Dango app to scrape web page

Project description

Django Easy Scraper

An standalone django app that can be used/intigrated with both django and no-django application easily. the scraping mechanism is on Regular Expression and xpath which is mean you can use what you are familiar with very easily.

It requires to install python requests modules

Install

pip install django-easy-scraper

Basic Uses

if you use regex:

from django_easy_scraper import scraper

class ScrapeExampleDotCom(scraper.Scraper):

    regex_fields = {
        'price': "Write Your Regex pattern for price here",
        'title': "Write your regex pattern for title here",
        # Like above way you can add as much fields/keys as you want
    }

if you use xpath:

from django_easy_scraper import scraper

class ScrapeExampleDotCom(scraper.Scraper):

    xpath_fields = {
        'price': "Write Your xpath pattern for price here",
        'title': "Write your xpath pattern for title here",
        # Like above way you can add as much fields/keys as you want
    }

Scrape now

url = 'www.example.com/bla-bla-details-page/
data = ScrapeExampleDotCom.regex_url_scraper(url)

print(data)

and the response should look like this if your regex pattern are correct:

{
    'price': 4,
    'title': 'an scraped title',
}

regex_url_scraper method always gives you json response,

So if you add many regex pattern in regex_fields, it will give you response that number of dictionary key with result that you added in that dictionary.

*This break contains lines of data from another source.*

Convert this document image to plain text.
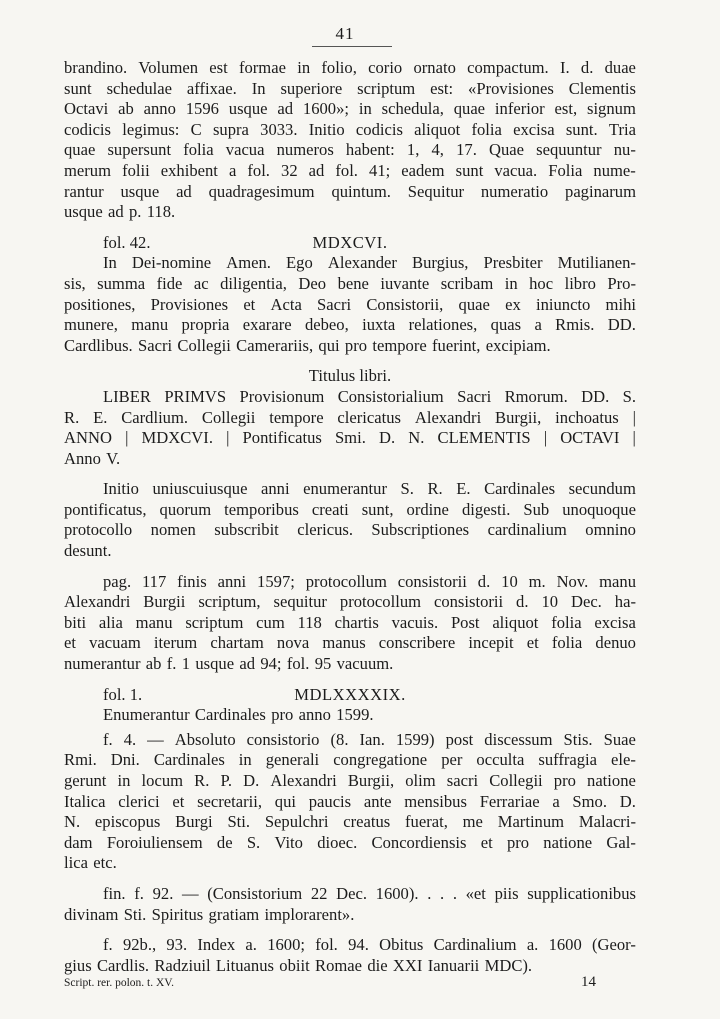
41
brandino. Volumen est formae in folio, corio ornato compactum. I. d. duae
sunt schedulae affixae. In superiore scriptum est: «Provisiones Clementis
Octavi ab anno 1596 usque ad 1600»; in schedula, quae inferior est, signum
codicis legimus: C supra 3033. Initio codicis aliquot folia excisa sunt. Tria
quae supersunt folia vacua numeros habent: 1, 4, 17. Quae sequuntur nu-
merum folii exhibent a fol. 32 ad fol. 41; eadem sunt vacua. Folia nume-
rantur usque ad quadragesimum quintum. Sequitur numeratio paginarum
usque ad p. 118.
MDXCVI.
fol. 42.
In Dei-nomine Amen. Ego Alexander Burgius, Presbiter Mutilianen-
sis, summa fide ac diligentia, Deo bene iuvante scribam in hoc libro Pro-
positiones, Provisiones et Acta Sacri Consistorii, quae ex iniuncto mihi
munere, manu propria exarare debeo, iuxta relationes, quas a Rmis. DD.
Cardlibus. Sacri Collegii Camerariis, qui pro tempore fuerint, excipiam.
Titulus libri.
LIBER PRIMVS Provisionum Consistorialium Sacri Rmorum. DD. S.
R. E. Cardlium. Collegii tempore clericatus Alexandri Burgii, inchoatus |
ANNO | MDXCVI. | Pontificatus Smi. D. N. CLEMENTIS | OCTAVI |
Anno V.
Initio uniuscuiusque anni enumerantur S. R. E. Cardinales secundum
pontificatus, quorum temporibus creati sunt, ordine digesti. Sub unoquoque
protocollo nomen subscribit clericus. Subscriptiones cardinalium omnino
desunt.
pag. 117 finis anni 1597; protocollum consistorii d. 10 m. Nov. manu
Alexandri Burgii scriptum, sequitur protocollum consistorii d. 10 Dec. ha-
biti alia manu scriptum cum 118 chartis vacuis. Post aliquot folia excisa
et vacuam iterum chartam nova manus conscribere incepit et folia denuo
numerantur ab f. 1 usque ad 94; fol. 95 vacuum.
MDLXXXXIX.
fol. 1.
Enumerantur Cardinales pro anno 1599.
f. 4. — Absoluto consistorio (8. Ian. 1599) post discessum Stis. Suae
Rmi. Dni. Cardinales in generali congregatione per occulta suffragia ele-
gerunt in locum R. P. D. Alexandri Burgii, olim sacri Collegii pro natione
Italica clerici et secretarii, qui paucis ante mensibus Ferrariae a Smo. D.
N. episcopus Burgi Sti. Sepulchri creatus fuerat, me Martinum Malacri-
dam Foroiuliensem de S. Vito dioec. Concordiensis et pro natione Gal-
lica etc.
fin. f. 92. — (Consistorium 22 Dec. 1600). . . . «et piis supplicationibus
divinam Sti. Spiritus gratiam implorarent».
f. 92b., 93. Index a. 1600; fol. 94. Obitus Cardinalium a. 1600 (Geor-
gius Cardlis. Radziuil Lituanus obiit Romae die XXI Ianuarii MDC).
Script. rer. polon. t. XV.	14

Multiple Sites Scraping together

You don't need to call different method for different site all the time !! Just call once and scrape all, something fun, right?

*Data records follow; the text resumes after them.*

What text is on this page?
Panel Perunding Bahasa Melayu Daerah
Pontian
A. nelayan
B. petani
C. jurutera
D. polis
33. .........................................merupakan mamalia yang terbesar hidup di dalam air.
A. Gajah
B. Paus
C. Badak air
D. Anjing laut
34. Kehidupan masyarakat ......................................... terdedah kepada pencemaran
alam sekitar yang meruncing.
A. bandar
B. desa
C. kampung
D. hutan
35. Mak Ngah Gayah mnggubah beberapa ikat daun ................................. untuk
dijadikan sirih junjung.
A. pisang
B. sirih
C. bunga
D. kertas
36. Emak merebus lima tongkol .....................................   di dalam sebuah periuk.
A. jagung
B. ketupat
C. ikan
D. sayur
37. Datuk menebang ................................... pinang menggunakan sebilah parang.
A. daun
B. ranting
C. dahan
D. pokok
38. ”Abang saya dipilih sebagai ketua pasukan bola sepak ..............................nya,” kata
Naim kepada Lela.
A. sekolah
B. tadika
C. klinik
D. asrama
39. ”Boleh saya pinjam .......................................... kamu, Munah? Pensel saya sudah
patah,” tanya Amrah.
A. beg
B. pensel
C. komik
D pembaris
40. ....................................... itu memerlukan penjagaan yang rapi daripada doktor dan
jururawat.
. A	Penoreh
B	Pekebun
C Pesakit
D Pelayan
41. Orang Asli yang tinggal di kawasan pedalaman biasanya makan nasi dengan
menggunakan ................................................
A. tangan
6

Like you are gonna scrape three sites:

www.example.com

www.exampletwo.com

www.examplethree.com

But how will those site product scrape automatically, it scares you ?

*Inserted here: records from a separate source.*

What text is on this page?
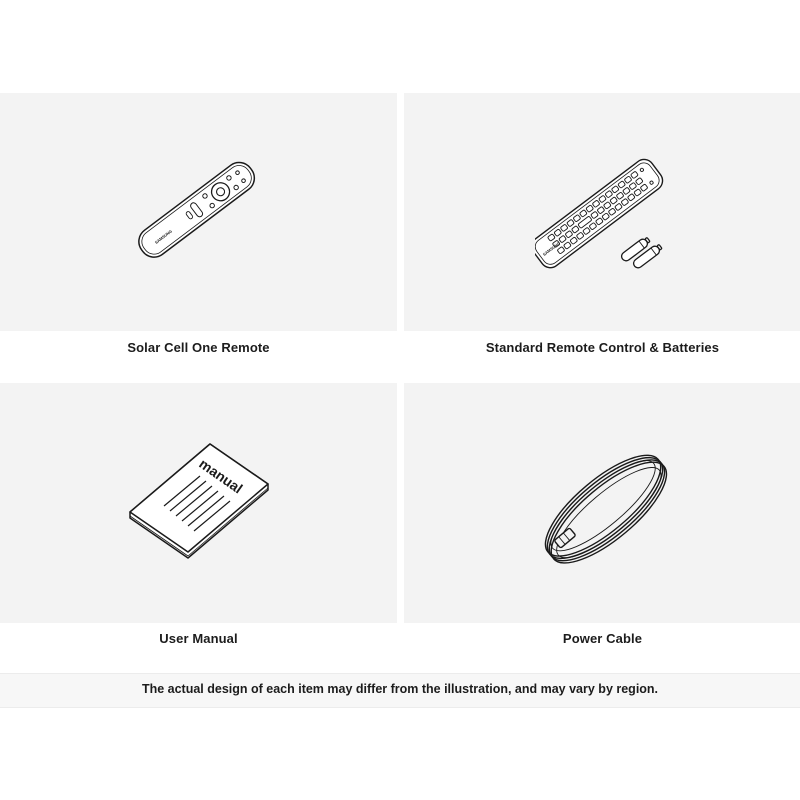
SAMSUNG
Solar Cell One Remote
SAMSUNG
Standard Remote Control & Batteries
manual
User Manual	Power Cable
The actual design of each item may differ from the illustration, and may vary by region.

  • Wirte Regex pattern for all above site with the fields that you want to scrape:
from django_easy_scraper import scraper

class ScrapeExampleDotCom(scraper.Scraper):
    regex_fields = {
        'price': "Write Your Regex pattern for price here",
        'title': "Write your regex pattern for title here",
        # Like above way you can add as much fields/keys as you want
    }

class ScrapeExampleTwo(scraper.Scraper):
    regex_fields = {
        'price': "Write Your Regex pattern for price here",
        'title': "Write your regex pattern for title here",
        # Like above way you can add as much fields/keys as you want
    }

class ScrapeExampleThree(scraper.Scraper):
    regex_fields = {
        'price': "Write Your Regex pattern for price here",
        'title': "Write your regex pattern for title here",
        # Like above way you can add as much fields/keys as you want
    }


You have written regular expression for you all the site you are gonna scrape,

Now it's time use our Switch class that will route your script/class based on the site you are gonna scrape? Cool, right ? !!

It's where the magic really begins:

Just place all your class in the dictionary switcher.

Important Note:

key name should be domain name, pure domain name, no www or http or slash, dont add anything prefix/suffix value should be the class of that domain you have written for and place it's method `regex_url_scraper

from django_easy_scraper import switch

class Switch(switch.BaseSwitch):
    switcher = {
        'example.com': ScrapeExampleDotCom.regex_url_scraper,
        'exampletwo.com': ScrapeExampleTwo.regex_url_scraper,
        'examplethree.com': ScrapeExampleThree.regex_url_scraper,
    }

If you use xpath, you have pass xpath_scraper instead of regex_url_scraper

So you have done routing your script/class based on the url it gets.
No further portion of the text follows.